The United Kingdom is finally taking drastic measures at its borders, having distinguished itself in Europe by an astonishingly liberal approach (they have remained wide open until now, even at the height of the epidemic). Priti Patel, the Minister of the Interior, confirmed on Friday May 22 that a strict isolation of fourteen days would be imposed from June 8 on all travelers arriving in the country, regardless of their nationality – including the British – and their means of transport (plane, train or ferry). France "Regret" the British decision, the French interior ministry said on Friday evening. Paris, which hoped for an exemption, also announced that "Travelers coming from the United Kingdom, whatever their nationality, will be invited to carry out a fortnight when the British measure (…) will actually come into force".
This quarantine is "Vital" to avoid a second wave of the epidemic "Devastating", insisted Mme Patel, "As the world begins to emerge from what we hope is the worst of the epidemic, we must limit the risk of infections imported from abroad." As of Friday evening, the official death toll from Covid-19 in the country was 36,393. The R0, the reproduction rate of the virus, that is to say the number of people infected by a patient, is "Between 0.7 and 1 in the country", said Patrick Vallance, Downing Street's chief scientific advisor, "Which means the epidemic is contracting."

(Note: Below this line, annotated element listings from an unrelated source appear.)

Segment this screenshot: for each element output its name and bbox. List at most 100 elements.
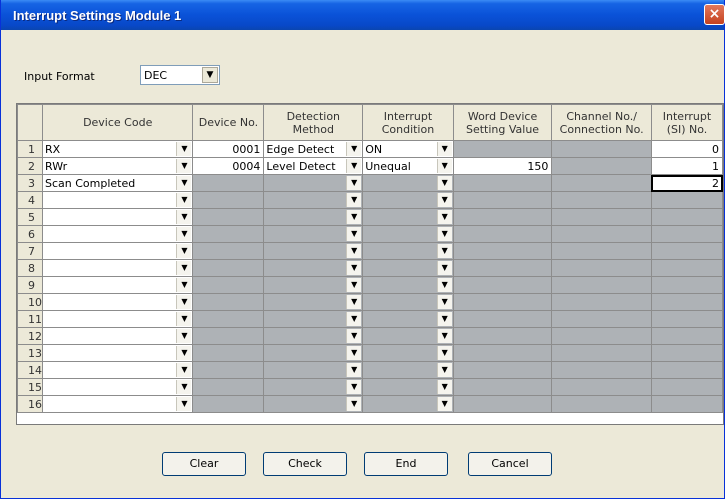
- detection-method-select[interactable]: ▼: [263, 259, 364, 277]
- chevron-down-icon[interactable]: ▼: [436, 142, 452, 156]
- chevron-down-icon[interactable]: ▼: [176, 329, 192, 343]
- chevron-down-icon[interactable]: ▼: [176, 397, 192, 411]
- detection-method-select[interactable]: Level Detect ▼: [263, 157, 364, 175]
- chevron-down-icon[interactable]: ▼: [346, 346, 362, 360]
- device-code-select[interactable]: ▼: [41, 225, 194, 243]
- device-code-select[interactable]: ▼: [41, 395, 194, 413]
- chevron-down-icon[interactable]: ▼: [176, 278, 192, 292]
- chevron-down-icon[interactable]: ▼: [176, 244, 192, 258]
- check-button[interactable]: Check: [263, 452, 347, 476]
- chevron-down-icon[interactable]: ▼: [176, 261, 192, 275]
- interrupt-condition-select[interactable]: ▼: [362, 191, 454, 209]
- chevron-down-icon[interactable]: ▼: [176, 142, 192, 156]
- chevron-down-icon[interactable]: ▼: [436, 278, 452, 292]
- chevron-down-icon[interactable]: ▼: [436, 329, 452, 343]
- chevron-down-icon[interactable]: ▼: [346, 261, 362, 275]
- input-format-select[interactable]: DEC ▼: [140, 65, 220, 85]
- interrupt-condition-select[interactable]: Unequal ▼: [362, 157, 454, 175]
- chevron-down-icon[interactable]: ▼: [176, 312, 192, 326]
- device-code-select[interactable]: ▼: [41, 191, 194, 209]
- device-code-select[interactable]: ▼: [41, 310, 194, 328]
- chevron-down-icon[interactable]: ▼: [346, 142, 362, 156]
- chevron-down-icon[interactable]: ▼: [346, 193, 362, 207]
- close-button[interactable]: ×: [704, 4, 725, 25]
- detection-method-select[interactable]: ▼: [263, 293, 364, 311]
- chevron-down-icon[interactable]: ▼: [436, 380, 452, 394]
- chevron-down-icon[interactable]: ▼: [436, 261, 452, 275]
- chevron-down-icon[interactable]: ▼: [436, 227, 452, 241]
- interrupt-condition-select[interactable]: ▼: [362, 344, 454, 362]
- detection-method-select[interactable]: Edge Detect ▼: [263, 140, 364, 158]
- chevron-down-icon[interactable]: ▼: [436, 193, 452, 207]
- device-code-select[interactable]: ▼: [41, 208, 194, 226]
- device-code-select[interactable]: ▼: [41, 242, 194, 260]
- detection-method-select[interactable]: ▼: [263, 310, 364, 328]
- chevron-down-icon[interactable]: ▼: [436, 346, 452, 360]
- chevron-down-icon[interactable]: ▼: [436, 397, 452, 411]
- chevron-down-icon[interactable]: ▼: [346, 159, 362, 173]
- device-code-select[interactable]: ▼: [41, 293, 194, 311]
- interrupt-si-cell[interactable]: 1: [650, 157, 723, 175]
- device-code-select[interactable]: RX ▼: [41, 140, 194, 158]
- interrupt-condition-select[interactable]: ▼: [362, 378, 454, 396]
- interrupt-condition-select[interactable]: ON ▼: [362, 140, 454, 158]
- interrupt-si-cell[interactable]: 2: [650, 174, 723, 192]
- detection-method-select[interactable]: ▼: [263, 174, 364, 192]
- end-button[interactable]: End: [364, 452, 448, 476]
- chevron-down-icon[interactable]: ▼: [176, 210, 192, 224]
- interrupt-condition-select[interactable]: ▼: [362, 395, 454, 413]
- chevron-down-icon[interactable]: ▼: [346, 397, 362, 411]
- chevron-down-icon[interactable]: ▼: [346, 244, 362, 258]
- chevron-down-icon[interactable]: ▼: [346, 363, 362, 377]
- device-code-select[interactable]: ▼: [41, 344, 194, 362]
- device-code-select[interactable]: Scan Completed ▼: [41, 174, 194, 192]
- interrupt-condition-select[interactable]: ▼: [362, 208, 454, 226]
- detection-method-select[interactable]: ▼: [263, 327, 364, 345]
- device-code-select[interactable]: ▼: [41, 276, 194, 294]
- chevron-down-icon[interactable]: ▼: [346, 176, 362, 190]
- interrupt-condition-select[interactable]: ▼: [362, 310, 454, 328]
- chevron-down-icon[interactable]: ▼: [176, 346, 192, 360]
- chevron-down-icon[interactable]: ▼: [202, 67, 218, 83]
- detection-method-select[interactable]: ▼: [263, 378, 364, 396]
- interrupt-condition-select[interactable]: ▼: [362, 293, 454, 311]
- device-no-cell[interactable]: 0001: [192, 140, 265, 158]
- chevron-down-icon[interactable]: ▼: [346, 329, 362, 343]
- chevron-down-icon[interactable]: ▼: [346, 210, 362, 224]
- interrupt-condition-select[interactable]: ▼: [362, 259, 454, 277]
- word-device-value-cell[interactable]: 150: [452, 157, 553, 175]
- interrupt-si-cell[interactable]: 0: [650, 140, 723, 158]
- interrupt-condition-select[interactable]: ▼: [362, 361, 454, 379]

After briefly studying the exemption for travelers from France, the British government chose the maximalist option: only those arriving from Ireland, the Isle of Man or the Channel Islands will be able to escape isolation, by reason for the Common Travel Area.
Scientists, diplomatic personnel established in the United Kingdom, crews and drivers of trains, planes and boats, medical professions are also exempt from quarantine. "Involved in the fight against the coronavirus", customs, police and truckers – so as not to threaten the commercial traffic of the English Channel, a vital axis for the country. And seasonal workers: despite the “Pick for Britain” campaign, aimed at attracting the British to the fields, farmers in the country are claiming to be able to accommodate a quota of 10,000 authorized seasonal workers – mainly Romanian and Bulgarian – to help with the harvest.